Archive - Originally posted on "The Horse's Mouth" - 2009-05-26 19:36:56 - Graham Ellis
Why can you run applications in Java straight from the jar, but you'll never find mainstream applications extracting their code from a tar file? It all comes down to the different indexing structure.
A tar file was originally designed as a "tape archive". So it's a sequential file that contains file name, file length, file data for the first file, then the same thing for the second file, for the third file, and so on. It means that when a tape is written, you have a high data integrity even on a device that doesn't have random access facilities, as there's no need to store statistics about a file once it's been added, nor to look them up right at the start or end of writing the file which may - on a multiuser system - have changed. But it does mean that if you want to read back something from a "tar" file you have to look at each header block in turn until you find what you need.

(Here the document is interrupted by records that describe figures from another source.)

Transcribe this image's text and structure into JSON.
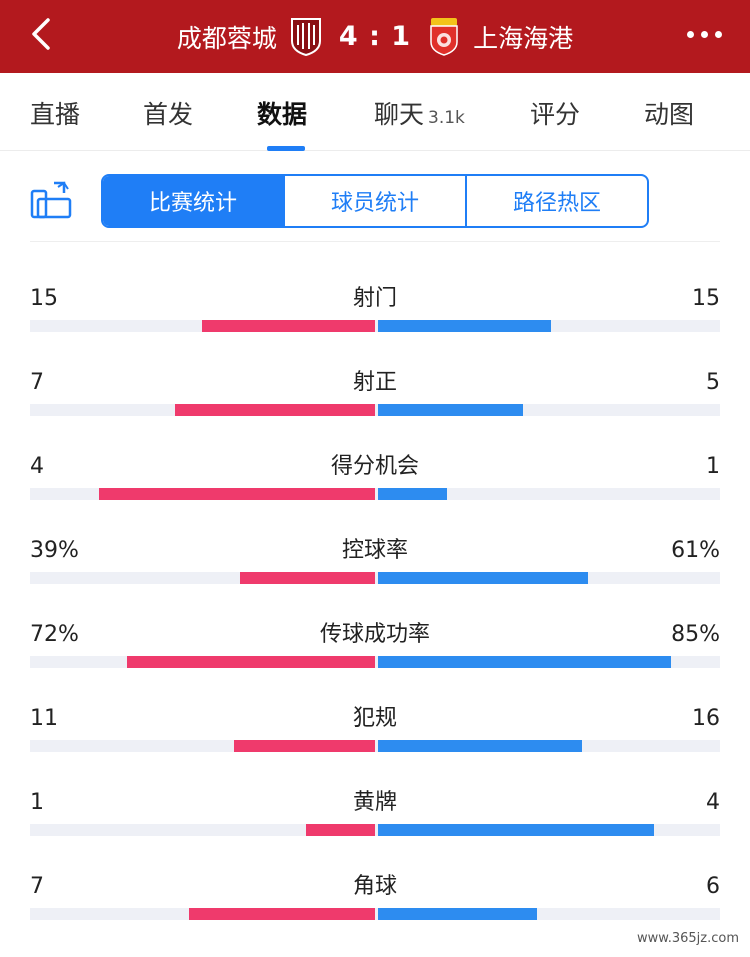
{
  "header": {
    "home_team": "成都蓉城",
    "score": "4 : 1",
    "away_team": "上海海港"
  },
  "tabs": [
    {
      "label": "直播"
    },
    {
      "label": "首发"
    },
    {
      "label": "数据",
      "active": true
    },
    {
      "label": "聊天",
      "count": "3.1k"
    },
    {
      "label": "评分"
    },
    {
      "label": "动图"
    }
  ],
  "segments": [
    {
      "label": "比赛统计",
      "active": true
    },
    {
      "label": "球员统计"
    },
    {
      "label": "路径热区"
    }
  ],
  "colors": {
    "header_bg": "#b3191e",
    "accent": "#1f7ef6",
    "home_bar": "#ef3a6c",
    "away_bar": "#2d8cf0"
  },
  "stats": [
    {
      "label": "射门",
      "left": "15",
      "right": "15",
      "left_fill": 0.5,
      "right_fill": 0.5
    },
    {
      "label": "射正",
      "left": "7",
      "right": "5",
      "left_fill": 0.58,
      "right_fill": 0.42
    },
    {
      "label": "得分机会",
      "left": "4",
      "right": "1",
      "left_fill": 0.8,
      "right_fill": 0.2
    },
    {
      "label": "控球率",
      "left": "39%",
      "right": "61%",
      "left_fill": 0.39,
      "right_fill": 0.61
    },
    {
      "label": "传球成功率",
      "left": "72%",
      "right": "85%",
      "left_fill": 0.72,
      "right_fill": 0.85
    },
    {
      "label": "犯规",
      "left": "11",
      "right": "16",
      "left_fill": 0.41,
      "right_fill": 0.59
    },
    {
      "label": "黄牌",
      "left": "1",
      "right": "4",
      "left_fill": 0.2,
      "right_fill": 0.8
    },
    {
      "label": "角球",
      "left": "7",
      "right": "6",
      "left_fill": 0.54,
      "right_fill": 0.46
    }
  ],
  "watermark": "www.365jz.com"
}
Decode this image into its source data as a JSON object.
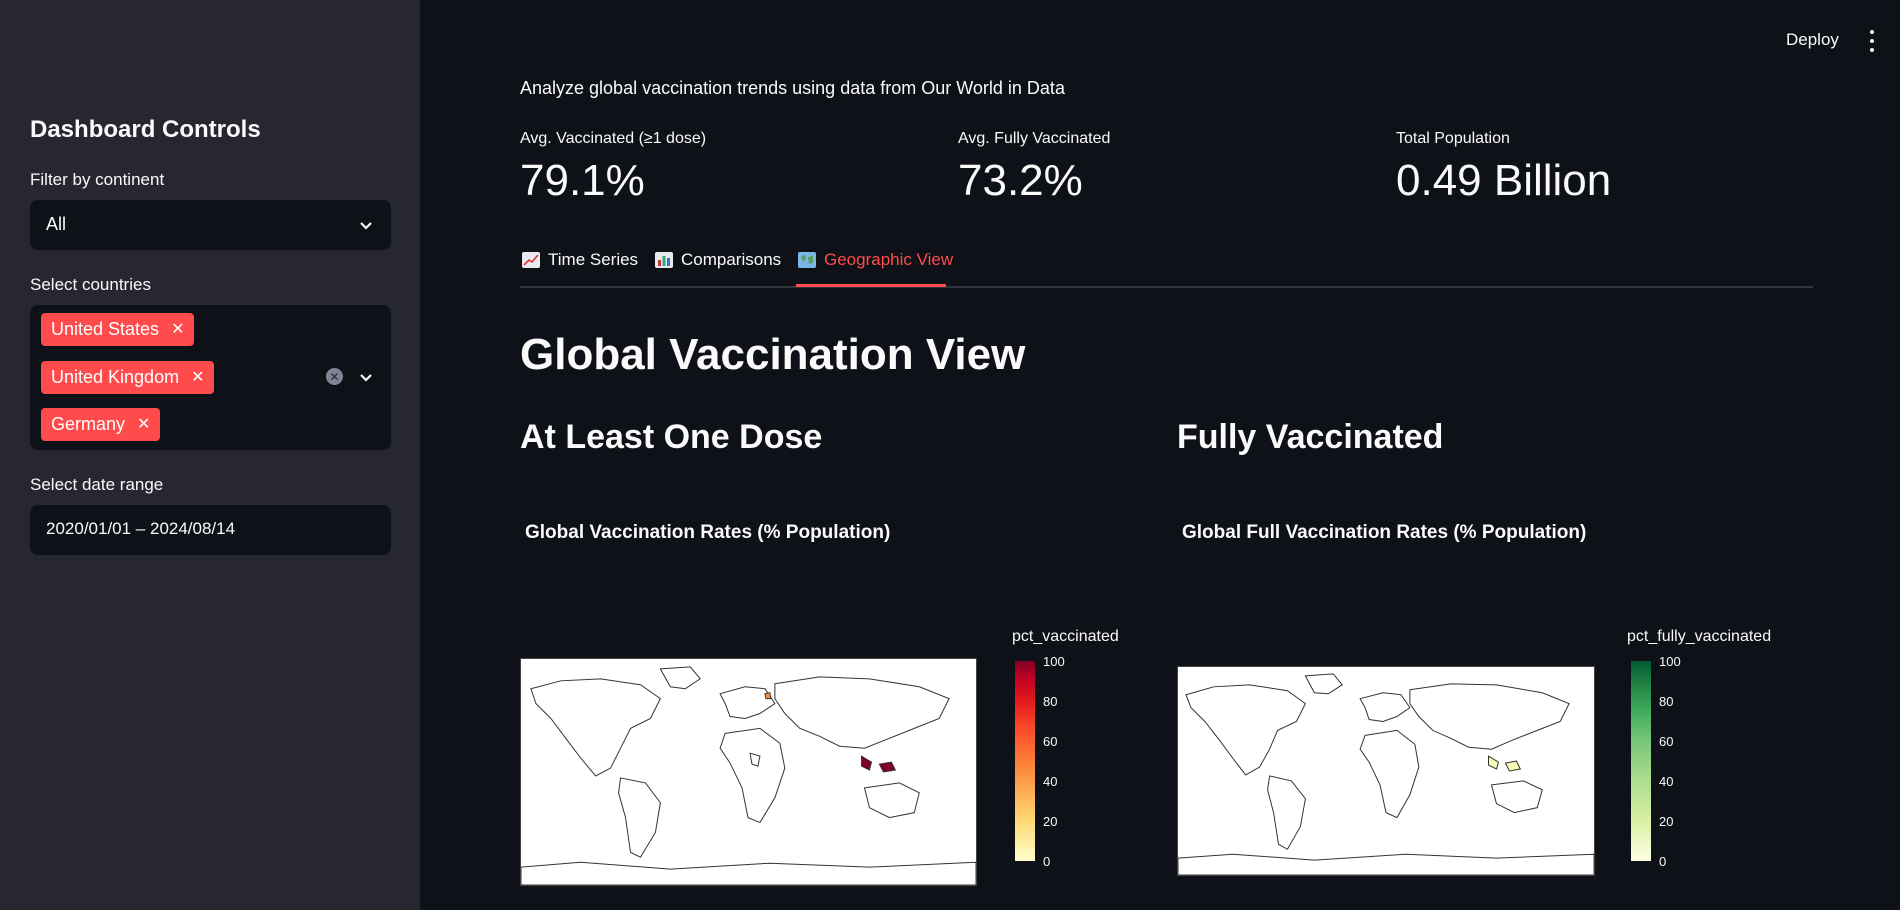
{
  "sidebar": {
    "title": "Dashboard Controls",
    "continent_label": "Filter by continent",
    "continent_value": "All",
    "countries_label": "Select countries",
    "countries": [
      "United States",
      "United Kingdom",
      "Germany"
    ],
    "date_label": "Select date range",
    "date_value": "2020/01/01 – 2024/08/14"
  },
  "header": {
    "deploy_label": "Deploy"
  },
  "main": {
    "caption": "Analyze global vaccination trends using data from Our World in Data",
    "metrics": [
      {
        "label": "Avg. Vaccinated (≥1 dose)",
        "value": "79.1%"
      },
      {
        "label": "Avg. Fully Vaccinated",
        "value": "73.2%"
      },
      {
        "label": "Total Population",
        "value": "0.49 Billion"
      }
    ],
    "tabs": [
      {
        "label": "Time Series",
        "icon": "chart-increasing-icon",
        "active": false
      },
      {
        "label": "Comparisons",
        "icon": "bar-chart-icon",
        "active": false
      },
      {
        "label": "Geographic View",
        "icon": "world-map-icon",
        "active": true
      }
    ],
    "section_title": "Global Vaccination View",
    "left_heading": "At Least One Dose",
    "right_heading": "Fully Vaccinated",
    "left_figure": {
      "title": "Global Vaccination Rates (% Population)",
      "colorbar_title": "pct_vaccinated",
      "ticks": [
        "100",
        "80",
        "60",
        "40",
        "20",
        "0"
      ],
      "scale_colors": [
        "#ffffcc",
        "#fed976",
        "#fd8d3c",
        "#fc4e2a",
        "#e31a1c",
        "#bd0026",
        "#800026"
      ]
    },
    "right_figure": {
      "title": "Global Full Vaccination Rates (% Population)",
      "colorbar_title": "pct_fully_vaccinated",
      "ticks": [
        "100",
        "80",
        "60",
        "40",
        "20",
        "0"
      ],
      "scale_colors": [
        "#ffffe5",
        "#d9f0a3",
        "#addd8e",
        "#78c679",
        "#41ab5d",
        "#238443",
        "#005a32"
      ]
    }
  },
  "colors": {
    "accent": "#ff4b4b",
    "sidebar_bg": "#262730",
    "main_bg": "#0e1117"
  }
}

By contrast, a jar file [same format as zip] contains all the data at the start of the jar, then an index of where each object starts and ends at the end of the file. Which means you can very quickly read the list of contents ("Manifest") and jump to what you need even in a huge file - but it does require random access.
You may ask why the list of contents for a jar is at the end. That's so that a jar file can be updated / have things added to it without having to rewrite the whole file - adding a new file is as simple as reading the old manifest, adding the new file's data starting where the manifest used to start, and then writing an updated manifest.